Это цитата сообщения
Ваныч Оригинальное сообщение Сосай Масутацу Ояма три года прожил в горах. Он мечтал стать великим воином и хотел, чтоб никто ему не мешал колошматить камни. Об камни он планировал развить дух и тощее Сосайское тело.
В горах холодно и голодно. К тому ж валуны оказались более твёрдой субстанцией, чем представлялось с дивана.
Он спустился с гор злой, как пенсионерская болонка. По дороге встретил телёнка и вместо чтоб там поздороваться - с правой засандалил в лоб – бычий сын с испуга сел на задницу.
Тут все решили, что сенсей Ояма навострился кулаком в лоб коров опрокидывать.
Ну понятно, нет такого великого воина, который счёл бы свой лоб крепче бычьего. И все признали Ояму самым великим – лишь бы сберечь самурайские мозги от сотрясений.
Сосай Масутацу Ояма был рад: ибо главное умение каратиста, - писал он потом в мемуарах, - не довести дело до рукоприкладства.
Мой дед, Гаврила Степанович Корж, тоже не умел кулаком в лоб скотов сражать. Он вообще не стремился оббивать костяшки о твёрдое и бугристое.

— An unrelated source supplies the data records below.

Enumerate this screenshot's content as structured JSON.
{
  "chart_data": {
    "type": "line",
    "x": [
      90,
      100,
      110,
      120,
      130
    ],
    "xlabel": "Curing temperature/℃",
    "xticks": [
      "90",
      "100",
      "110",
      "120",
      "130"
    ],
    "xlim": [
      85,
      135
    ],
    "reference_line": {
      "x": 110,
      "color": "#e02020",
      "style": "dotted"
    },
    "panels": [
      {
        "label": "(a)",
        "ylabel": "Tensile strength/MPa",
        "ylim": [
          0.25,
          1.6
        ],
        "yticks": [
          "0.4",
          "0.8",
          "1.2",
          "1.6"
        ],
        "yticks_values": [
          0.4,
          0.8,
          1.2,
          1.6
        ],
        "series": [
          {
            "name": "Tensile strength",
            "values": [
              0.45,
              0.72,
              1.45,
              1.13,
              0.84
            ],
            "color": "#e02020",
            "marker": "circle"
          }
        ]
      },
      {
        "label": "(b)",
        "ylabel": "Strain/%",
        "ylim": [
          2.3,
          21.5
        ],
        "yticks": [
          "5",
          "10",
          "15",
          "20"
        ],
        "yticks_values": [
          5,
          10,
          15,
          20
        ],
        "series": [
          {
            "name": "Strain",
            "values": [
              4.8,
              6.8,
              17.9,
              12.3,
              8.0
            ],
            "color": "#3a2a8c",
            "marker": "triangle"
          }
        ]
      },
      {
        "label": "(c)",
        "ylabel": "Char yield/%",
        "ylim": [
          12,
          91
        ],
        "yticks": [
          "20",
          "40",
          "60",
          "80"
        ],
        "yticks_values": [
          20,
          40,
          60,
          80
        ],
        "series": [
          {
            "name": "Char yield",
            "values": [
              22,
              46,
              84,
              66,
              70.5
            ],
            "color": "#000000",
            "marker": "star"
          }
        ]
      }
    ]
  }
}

Если бык не слушался, дед тюкал его в мягкий глаз, хватал за рога и каким-то хитрым рывком опрокидывал копытами вверх. Не то, чтоб дед отдавал предпочтение джиу-джитсу в ущерб киокущинкай... Просто злой был как чОрт. Все его боялись, даже осы. Дед ловил их руками и давил, а они - терпели. Из страха и уважения. Самых честных правил был дед. Он всех уважать себя заставил, только кошки не поддавались. Извечный кошачий нигилизм деда раздражал.

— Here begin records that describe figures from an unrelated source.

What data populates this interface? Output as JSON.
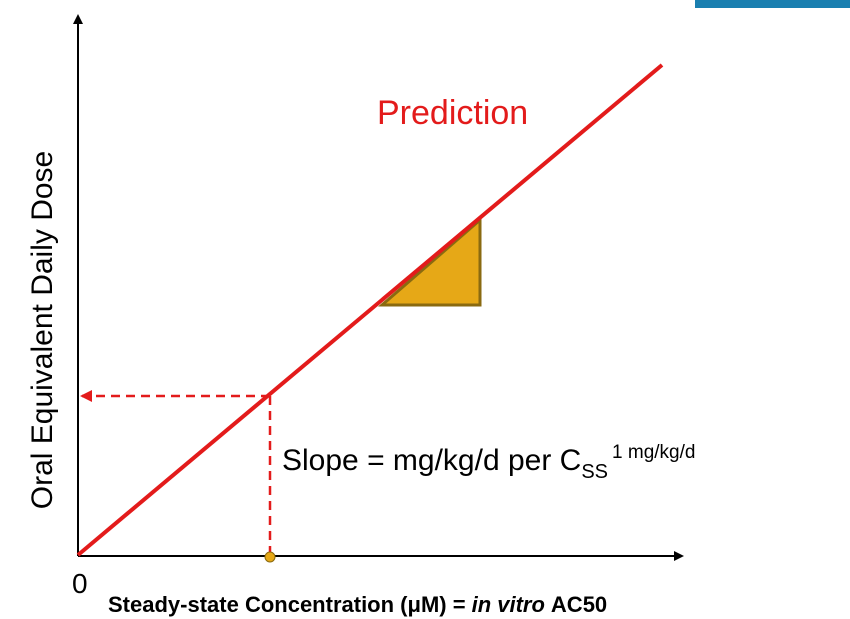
{
  "diagram": {
    "curve_label": "Prediction",
    "slope_text": {
      "main": "Slope = mg/kg/d per C",
      "subscript": "SS",
      "superscript": "1 mg/kg/d"
    },
    "y_axis_label": "Oral Equivalent Daily Dose",
    "origin_label": "0",
    "x_axis_label": {
      "part1": "Steady-state Concentration (μM) =",
      "italic": "in vitro",
      "part2": "AC50"
    }
  }
}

Любил он только меня и ласточек. Про меня в другой раз, а с ласточками вот что: кошки тоже любили ласточек. Всей душой. Может вы не знаете, но кошачья душа растёт не из сердца, как у приматов, а из желудка. Поэтому иногда случались аварии. Не от голода, а от любви одной.
Оставшиеся в живых ласточки жаловались деду, он выбегал, находил лапки-крючочки и произноил загадочную фразу:
- От же ж биссоваа невирря!
А я уже говорил, что дед был злючий. Он молотил фашистов все пять лет войны, и даже фашисты деда не смогли победить. Гаврила Корж, кубанский казак и майор-миномётчик вернулся домой неудовлетворённым. Фашисты кончились, а педагогические амбиции остались.
Дома подсобралось хозяйство: три коровы, индюки, гуси, семь дочек, куры и кубинские почему-то утки. Времени на эволюцонное развитие этических норм у кошек сильно не хватало.
Поэтому, не досчитавшись ласточки, ГаврилСтепаныч хватал первую попавшуюся кошку за хвост, раскручивал над головой (летящая по кругу кошка не царапается) и со словами «не ишь ласточок» не сильно ударял об угол.
Немногословный был дед. Но очень убедительный.
После этого примерно год ласточки могли плясать на кошачиьх головах пассадобль и все кошки квартала только улыбались.
Я, в принципе, весь в деда. Особенно - лысиной похож.